This Thanksgiving, I have been contemplating my observations of two business partners. Neither of them are my clients, so I am not at liberty to guide or help either one of them. But, I can (anonymously) share with you my findings and you can benefit.
Thanksgiving: What’s Business Got to Do with It?
Both partners share and operate a business together, and both of them have separate business interests outside of the partnership.
One business owner has a mantra that goes like this: I can’t afford that! That’s too much money! I just can’t do it! This mantra is repeated regularly, with great enthusiasm.
The other business owner has a mantra that goes like this: This is fun! I enjoy this! Everything is working out great! This mantra is repeated regularly, with great enthusiasm.
I’m betting that even brand new students of Law of Attraction can easily guess what happens next with these business partners.
No matter how often the first business owner makes more money, in his mind he never has enough. He cuts costs and corners at every opportunity, and even disregards his business agreements, creating disharmony and struggle every where he goes, in pursuit of the elusive *more*. However, because his mantra is on auto-pilot (literally and virtually), he doesn’t even consciously notice the flow of money coming into him…nor does he appreciate it. What he fails to appreciate, depreciates.
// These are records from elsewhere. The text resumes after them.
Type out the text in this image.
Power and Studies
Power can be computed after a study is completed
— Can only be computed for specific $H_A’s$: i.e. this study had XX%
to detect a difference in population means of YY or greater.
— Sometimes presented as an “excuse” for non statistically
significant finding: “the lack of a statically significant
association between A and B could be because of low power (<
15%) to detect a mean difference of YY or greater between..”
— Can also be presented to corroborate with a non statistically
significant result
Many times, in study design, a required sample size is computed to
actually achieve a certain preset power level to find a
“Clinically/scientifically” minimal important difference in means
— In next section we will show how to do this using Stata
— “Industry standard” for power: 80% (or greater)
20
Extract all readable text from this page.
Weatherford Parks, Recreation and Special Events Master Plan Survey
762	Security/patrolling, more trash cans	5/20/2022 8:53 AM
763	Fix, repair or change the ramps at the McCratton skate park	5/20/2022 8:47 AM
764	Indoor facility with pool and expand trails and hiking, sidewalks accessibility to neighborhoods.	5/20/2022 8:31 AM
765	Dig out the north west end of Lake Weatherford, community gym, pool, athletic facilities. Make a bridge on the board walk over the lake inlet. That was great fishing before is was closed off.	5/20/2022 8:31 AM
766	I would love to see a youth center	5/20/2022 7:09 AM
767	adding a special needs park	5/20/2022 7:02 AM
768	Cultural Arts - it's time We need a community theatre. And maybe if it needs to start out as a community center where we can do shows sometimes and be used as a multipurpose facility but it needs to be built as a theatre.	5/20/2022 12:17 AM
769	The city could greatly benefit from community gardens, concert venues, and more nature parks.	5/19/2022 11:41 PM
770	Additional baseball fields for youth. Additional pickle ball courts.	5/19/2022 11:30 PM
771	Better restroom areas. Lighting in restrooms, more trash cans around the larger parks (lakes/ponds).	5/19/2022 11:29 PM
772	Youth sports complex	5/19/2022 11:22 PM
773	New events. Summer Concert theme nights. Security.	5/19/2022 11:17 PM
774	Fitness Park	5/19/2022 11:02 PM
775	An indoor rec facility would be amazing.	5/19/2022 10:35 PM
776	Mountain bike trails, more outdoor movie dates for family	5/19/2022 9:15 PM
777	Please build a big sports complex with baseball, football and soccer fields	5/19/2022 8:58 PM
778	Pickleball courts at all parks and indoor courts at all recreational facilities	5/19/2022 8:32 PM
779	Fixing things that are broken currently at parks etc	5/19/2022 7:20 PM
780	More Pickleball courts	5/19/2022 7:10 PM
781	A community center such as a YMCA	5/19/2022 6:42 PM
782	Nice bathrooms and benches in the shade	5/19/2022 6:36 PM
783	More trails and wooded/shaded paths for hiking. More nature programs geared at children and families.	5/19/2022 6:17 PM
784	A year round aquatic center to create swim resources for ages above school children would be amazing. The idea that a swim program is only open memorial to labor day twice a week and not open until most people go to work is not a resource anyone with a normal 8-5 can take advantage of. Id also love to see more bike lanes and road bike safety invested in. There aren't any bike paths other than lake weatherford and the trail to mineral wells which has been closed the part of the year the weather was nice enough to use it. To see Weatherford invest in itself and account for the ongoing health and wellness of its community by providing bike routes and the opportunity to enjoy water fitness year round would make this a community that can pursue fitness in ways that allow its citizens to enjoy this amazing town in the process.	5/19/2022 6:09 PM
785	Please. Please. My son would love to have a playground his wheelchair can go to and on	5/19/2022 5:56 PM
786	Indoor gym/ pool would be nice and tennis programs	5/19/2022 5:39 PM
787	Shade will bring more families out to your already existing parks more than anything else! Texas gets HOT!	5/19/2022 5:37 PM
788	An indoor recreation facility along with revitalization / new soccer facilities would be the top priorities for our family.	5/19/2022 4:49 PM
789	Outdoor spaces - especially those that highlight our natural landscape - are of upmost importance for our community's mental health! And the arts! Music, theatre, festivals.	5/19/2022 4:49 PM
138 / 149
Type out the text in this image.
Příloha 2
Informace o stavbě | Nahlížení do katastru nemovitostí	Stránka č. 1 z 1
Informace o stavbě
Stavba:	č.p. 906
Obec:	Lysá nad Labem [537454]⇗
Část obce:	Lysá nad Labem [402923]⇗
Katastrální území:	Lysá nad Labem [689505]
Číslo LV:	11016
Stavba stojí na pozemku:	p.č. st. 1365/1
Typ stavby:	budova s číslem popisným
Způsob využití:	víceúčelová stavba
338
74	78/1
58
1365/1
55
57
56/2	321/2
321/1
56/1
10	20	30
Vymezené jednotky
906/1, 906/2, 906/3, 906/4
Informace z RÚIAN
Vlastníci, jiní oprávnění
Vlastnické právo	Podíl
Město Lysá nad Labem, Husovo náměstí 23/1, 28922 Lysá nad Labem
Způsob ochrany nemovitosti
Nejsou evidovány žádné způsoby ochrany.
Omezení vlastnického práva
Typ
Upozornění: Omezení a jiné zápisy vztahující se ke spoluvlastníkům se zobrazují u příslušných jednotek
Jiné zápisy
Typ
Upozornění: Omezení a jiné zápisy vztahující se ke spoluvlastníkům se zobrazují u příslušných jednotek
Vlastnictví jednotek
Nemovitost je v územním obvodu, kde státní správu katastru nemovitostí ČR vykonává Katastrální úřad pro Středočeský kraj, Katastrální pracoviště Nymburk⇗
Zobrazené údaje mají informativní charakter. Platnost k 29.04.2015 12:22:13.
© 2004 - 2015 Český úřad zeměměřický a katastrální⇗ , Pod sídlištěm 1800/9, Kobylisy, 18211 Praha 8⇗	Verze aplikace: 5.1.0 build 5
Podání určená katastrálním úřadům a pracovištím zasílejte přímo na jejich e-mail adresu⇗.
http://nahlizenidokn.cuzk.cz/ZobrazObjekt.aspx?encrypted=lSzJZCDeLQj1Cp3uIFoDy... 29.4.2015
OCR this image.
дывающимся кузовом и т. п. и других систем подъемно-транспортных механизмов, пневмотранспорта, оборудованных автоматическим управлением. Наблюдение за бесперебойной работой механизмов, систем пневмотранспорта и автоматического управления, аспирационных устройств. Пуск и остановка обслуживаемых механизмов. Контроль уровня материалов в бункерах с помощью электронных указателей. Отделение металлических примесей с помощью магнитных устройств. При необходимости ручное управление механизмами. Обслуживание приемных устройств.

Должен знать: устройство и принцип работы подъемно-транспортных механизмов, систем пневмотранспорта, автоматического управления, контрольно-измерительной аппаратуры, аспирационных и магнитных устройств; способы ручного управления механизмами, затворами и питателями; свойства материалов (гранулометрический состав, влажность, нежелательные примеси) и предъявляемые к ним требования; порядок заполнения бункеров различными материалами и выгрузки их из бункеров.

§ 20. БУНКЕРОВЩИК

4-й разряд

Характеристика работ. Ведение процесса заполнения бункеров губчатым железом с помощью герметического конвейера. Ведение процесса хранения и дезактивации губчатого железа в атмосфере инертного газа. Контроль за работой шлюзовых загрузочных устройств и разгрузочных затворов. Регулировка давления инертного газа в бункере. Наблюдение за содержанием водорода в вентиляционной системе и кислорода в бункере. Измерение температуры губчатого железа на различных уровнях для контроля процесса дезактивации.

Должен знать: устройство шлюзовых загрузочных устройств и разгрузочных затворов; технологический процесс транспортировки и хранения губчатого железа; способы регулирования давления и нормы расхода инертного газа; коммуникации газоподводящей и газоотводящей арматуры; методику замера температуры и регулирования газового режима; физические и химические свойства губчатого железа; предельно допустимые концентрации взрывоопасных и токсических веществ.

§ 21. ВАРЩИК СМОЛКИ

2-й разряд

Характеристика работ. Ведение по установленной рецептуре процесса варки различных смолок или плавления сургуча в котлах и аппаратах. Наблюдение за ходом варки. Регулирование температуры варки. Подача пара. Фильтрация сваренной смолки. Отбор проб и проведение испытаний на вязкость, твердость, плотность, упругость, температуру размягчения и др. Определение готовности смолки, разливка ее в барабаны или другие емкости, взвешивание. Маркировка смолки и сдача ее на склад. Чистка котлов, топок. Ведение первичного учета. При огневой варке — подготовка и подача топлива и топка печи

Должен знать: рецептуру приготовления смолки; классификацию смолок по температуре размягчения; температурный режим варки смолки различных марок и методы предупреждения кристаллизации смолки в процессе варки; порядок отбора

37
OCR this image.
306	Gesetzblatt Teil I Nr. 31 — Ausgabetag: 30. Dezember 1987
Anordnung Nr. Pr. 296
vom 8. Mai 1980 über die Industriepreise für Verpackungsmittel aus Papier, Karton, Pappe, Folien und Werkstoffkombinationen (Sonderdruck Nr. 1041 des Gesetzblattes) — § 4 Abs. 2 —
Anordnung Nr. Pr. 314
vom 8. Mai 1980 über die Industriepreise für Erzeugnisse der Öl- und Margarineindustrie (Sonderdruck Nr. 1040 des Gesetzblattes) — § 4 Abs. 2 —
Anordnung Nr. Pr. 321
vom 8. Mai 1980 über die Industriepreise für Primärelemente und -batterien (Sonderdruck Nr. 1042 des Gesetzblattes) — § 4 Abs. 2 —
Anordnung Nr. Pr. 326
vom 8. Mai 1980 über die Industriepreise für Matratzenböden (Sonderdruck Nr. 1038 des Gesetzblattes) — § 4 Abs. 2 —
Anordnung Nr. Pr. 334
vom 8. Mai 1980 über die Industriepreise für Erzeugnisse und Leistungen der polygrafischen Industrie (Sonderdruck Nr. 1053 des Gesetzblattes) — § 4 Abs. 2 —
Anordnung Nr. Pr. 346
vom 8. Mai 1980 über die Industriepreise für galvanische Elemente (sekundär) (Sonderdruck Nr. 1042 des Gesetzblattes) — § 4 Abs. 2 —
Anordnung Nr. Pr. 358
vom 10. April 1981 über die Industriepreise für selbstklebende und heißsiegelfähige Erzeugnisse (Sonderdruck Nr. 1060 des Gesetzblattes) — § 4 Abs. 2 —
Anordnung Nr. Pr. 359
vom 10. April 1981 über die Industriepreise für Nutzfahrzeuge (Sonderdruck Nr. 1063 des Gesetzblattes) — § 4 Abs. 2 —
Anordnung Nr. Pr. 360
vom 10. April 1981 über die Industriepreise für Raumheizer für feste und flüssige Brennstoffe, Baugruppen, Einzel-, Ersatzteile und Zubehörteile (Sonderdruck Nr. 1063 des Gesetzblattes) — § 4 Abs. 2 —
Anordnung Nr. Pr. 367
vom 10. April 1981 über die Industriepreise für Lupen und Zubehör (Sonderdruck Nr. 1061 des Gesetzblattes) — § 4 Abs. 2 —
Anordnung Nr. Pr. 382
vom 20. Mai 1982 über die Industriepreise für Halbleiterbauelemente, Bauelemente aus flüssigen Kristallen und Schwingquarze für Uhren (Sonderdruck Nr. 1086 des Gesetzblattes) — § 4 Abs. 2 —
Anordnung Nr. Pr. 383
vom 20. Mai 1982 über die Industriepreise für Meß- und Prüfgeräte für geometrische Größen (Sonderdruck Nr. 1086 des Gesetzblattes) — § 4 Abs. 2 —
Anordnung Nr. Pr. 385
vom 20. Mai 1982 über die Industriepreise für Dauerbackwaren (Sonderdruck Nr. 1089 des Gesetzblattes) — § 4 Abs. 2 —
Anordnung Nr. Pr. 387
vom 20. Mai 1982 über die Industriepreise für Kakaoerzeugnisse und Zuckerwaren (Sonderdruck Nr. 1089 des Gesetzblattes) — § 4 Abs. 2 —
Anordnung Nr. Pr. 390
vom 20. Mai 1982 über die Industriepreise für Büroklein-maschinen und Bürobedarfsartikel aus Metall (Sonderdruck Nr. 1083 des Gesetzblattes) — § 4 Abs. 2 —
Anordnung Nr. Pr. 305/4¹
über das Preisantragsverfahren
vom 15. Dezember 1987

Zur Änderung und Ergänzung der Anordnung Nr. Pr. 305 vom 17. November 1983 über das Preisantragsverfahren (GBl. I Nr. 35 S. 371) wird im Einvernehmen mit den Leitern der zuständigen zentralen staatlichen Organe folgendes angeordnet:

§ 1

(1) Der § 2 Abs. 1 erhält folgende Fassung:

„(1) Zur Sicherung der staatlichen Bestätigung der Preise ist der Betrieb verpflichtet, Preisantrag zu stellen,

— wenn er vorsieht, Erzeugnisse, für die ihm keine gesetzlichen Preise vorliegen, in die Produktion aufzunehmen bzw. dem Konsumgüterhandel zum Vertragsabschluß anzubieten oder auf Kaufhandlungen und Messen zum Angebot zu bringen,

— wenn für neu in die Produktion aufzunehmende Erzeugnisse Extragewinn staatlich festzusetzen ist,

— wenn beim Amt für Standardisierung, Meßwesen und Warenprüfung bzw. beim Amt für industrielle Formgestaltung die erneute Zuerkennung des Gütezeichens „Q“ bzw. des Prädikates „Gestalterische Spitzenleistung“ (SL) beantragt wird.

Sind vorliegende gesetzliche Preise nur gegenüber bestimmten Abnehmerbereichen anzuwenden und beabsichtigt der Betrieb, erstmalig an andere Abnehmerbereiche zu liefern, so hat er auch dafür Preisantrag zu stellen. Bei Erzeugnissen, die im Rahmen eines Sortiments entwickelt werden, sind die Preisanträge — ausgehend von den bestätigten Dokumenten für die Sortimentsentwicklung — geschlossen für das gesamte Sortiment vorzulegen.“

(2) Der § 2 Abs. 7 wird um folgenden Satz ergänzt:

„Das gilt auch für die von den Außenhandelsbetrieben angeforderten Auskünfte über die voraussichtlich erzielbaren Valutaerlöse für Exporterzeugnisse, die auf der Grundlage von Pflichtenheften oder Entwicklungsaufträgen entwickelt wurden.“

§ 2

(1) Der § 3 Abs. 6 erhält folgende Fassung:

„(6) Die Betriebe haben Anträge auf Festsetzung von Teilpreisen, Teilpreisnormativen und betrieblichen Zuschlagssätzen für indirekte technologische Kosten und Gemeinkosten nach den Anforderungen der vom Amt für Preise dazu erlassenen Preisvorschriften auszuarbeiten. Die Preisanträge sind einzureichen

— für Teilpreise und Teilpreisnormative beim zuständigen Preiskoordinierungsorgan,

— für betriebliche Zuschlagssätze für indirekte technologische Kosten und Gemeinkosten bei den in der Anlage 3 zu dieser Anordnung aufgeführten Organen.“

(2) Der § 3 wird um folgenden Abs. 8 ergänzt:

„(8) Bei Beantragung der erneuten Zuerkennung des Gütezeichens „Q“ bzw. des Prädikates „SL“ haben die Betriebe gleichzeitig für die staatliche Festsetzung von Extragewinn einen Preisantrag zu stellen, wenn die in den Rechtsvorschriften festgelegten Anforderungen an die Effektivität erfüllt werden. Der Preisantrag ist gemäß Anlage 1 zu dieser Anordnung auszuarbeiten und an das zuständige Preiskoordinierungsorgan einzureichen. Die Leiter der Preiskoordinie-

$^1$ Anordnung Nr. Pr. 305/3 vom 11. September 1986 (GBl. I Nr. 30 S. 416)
That’s true for all of us, actually. The more we appreciate and see the blessings in every experience, including our business transactions, the more open our conscious and subconscious mind brings the opportunities to our attention.
When we’re either observing shortfalls, and constantly reliving them in our mind, or imagining pending doom and hardship before it’s happened, we’re not focusing on appreciation. We can’t complain and appreciate at the same time. We all must choose one master to serve.
I bet you’ve already guessed what is happening with the second business partner. Yep: Outsiders are convinced he’s got the midas touch. His expenses are often much higher than the first business owner, yet in his mind he’s always got plenty, he’s having fun, enjoying the process, and everything seems to work out well for him. When things don’t work out as he’d hoped, he looks for opportunities in the situation.
The second business owner is upbeat, happy, and appreciative. His appreciation for the employees, contractors, customers, and others involved with the business is obvious. The more he appreciates, the more his investment in the business appreciates.
Same business, two very different experiences. One partner never has enough and gets little value from his involvement in the business. The other partner is having fun, enjoying the process, and reaping the rewards. Their mantras explain the difference.
This Thanksgiving, I ask you to consider…if this was your business, which business partner would you be? Is it the business person you would choose to be?